- Associated Press - Thursday, August 3, 2017

SIOUX FALLS, S.D. (AP) - The Sioux Falls School District is looking for ways to give minority students more access to programs at its specialty schools, which are majority white.

District board members looked at each of the district’s three specialty schools on Wednesday, assessing demographics and setting a goal to promote the schools to more diverse groups. The specialty programs include education in the fine arts, Spanish or learning with the students’ parents alongside them.

“It is a challenge, for sure,” Board President Kate Parker said. “I think if you looked at other school districts, they probably have similar challenges.”

More than 30 percent of the students in Sioux Falls public schools are non-white, but they make up less than 20 percent of students in specialty schools, the Argus Leader reported .

The board hopes the demographics at those schools will better resemble the overall student population this year, when the district adds three computer science immersion schools.
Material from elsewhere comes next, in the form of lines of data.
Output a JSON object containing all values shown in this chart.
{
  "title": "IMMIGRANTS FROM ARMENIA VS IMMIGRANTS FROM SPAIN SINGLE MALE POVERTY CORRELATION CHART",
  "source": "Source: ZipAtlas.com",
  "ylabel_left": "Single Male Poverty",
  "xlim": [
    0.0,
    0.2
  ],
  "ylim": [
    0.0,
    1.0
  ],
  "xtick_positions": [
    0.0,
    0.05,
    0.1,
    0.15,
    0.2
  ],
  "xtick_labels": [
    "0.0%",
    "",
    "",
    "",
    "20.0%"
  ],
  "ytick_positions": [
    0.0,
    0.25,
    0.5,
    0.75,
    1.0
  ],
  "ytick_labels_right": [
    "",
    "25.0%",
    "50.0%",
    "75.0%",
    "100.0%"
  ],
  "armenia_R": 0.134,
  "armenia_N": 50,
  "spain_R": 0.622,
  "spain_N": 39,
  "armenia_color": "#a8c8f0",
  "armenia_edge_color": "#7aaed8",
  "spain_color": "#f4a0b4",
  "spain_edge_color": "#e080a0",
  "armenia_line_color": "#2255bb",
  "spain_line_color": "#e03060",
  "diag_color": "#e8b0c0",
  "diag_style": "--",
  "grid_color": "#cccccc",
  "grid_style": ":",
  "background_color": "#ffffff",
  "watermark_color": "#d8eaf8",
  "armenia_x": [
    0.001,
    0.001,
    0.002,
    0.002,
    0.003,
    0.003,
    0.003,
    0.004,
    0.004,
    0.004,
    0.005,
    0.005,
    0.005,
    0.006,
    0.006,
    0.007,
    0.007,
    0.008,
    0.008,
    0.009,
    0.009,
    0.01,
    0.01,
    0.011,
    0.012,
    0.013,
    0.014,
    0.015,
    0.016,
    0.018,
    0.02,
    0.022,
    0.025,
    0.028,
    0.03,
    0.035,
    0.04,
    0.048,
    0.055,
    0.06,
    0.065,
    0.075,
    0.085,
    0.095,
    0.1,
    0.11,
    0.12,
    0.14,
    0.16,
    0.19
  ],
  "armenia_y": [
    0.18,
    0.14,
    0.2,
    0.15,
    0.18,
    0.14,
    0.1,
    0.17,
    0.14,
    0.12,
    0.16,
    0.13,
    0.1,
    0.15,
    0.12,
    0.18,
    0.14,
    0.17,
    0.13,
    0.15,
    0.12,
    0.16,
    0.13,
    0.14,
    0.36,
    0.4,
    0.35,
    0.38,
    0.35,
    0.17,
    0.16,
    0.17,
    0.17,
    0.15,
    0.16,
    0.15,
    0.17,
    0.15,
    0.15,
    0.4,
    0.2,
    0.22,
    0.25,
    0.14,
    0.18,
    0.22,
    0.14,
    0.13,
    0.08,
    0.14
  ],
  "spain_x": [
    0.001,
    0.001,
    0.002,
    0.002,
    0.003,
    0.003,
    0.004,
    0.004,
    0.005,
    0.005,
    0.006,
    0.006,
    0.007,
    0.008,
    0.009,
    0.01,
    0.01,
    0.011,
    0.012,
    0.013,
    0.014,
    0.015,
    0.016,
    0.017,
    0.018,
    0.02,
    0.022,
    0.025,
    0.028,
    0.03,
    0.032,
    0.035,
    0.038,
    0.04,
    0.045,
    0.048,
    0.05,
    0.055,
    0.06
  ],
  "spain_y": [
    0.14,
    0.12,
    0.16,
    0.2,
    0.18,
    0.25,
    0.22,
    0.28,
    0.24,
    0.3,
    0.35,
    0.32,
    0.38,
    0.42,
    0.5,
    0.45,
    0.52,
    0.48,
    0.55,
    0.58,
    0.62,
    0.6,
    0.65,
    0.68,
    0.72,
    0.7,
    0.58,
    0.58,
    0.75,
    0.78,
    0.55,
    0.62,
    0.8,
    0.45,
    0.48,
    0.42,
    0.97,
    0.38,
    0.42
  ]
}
All three of the schools implementing the program - Anne Sullivan, Hayward and Lowell Elementary - are Title I schools, meaning they receive additional federal funding due to high numbers of students from low-income families. The schools also have more racially diverse students than the district average.

All-City Elementary School is the least racially diverse school in the city, with 94 percent of students identifying as white.

Parker said one solution could come from making information about specialty schools more readily available. But the district will also have to look at why the lack of diversity exists in the first place, including whether it’s lack of transportation, lack of awareness or something else.

Parker said another option could be expanding space in the programs to fit more students.

“If we’re really serious about equity and access, if we really believe that non-white students have the same gifted-ness as white students … I think we have to look at expansion,” Superintendent Brian Maher said.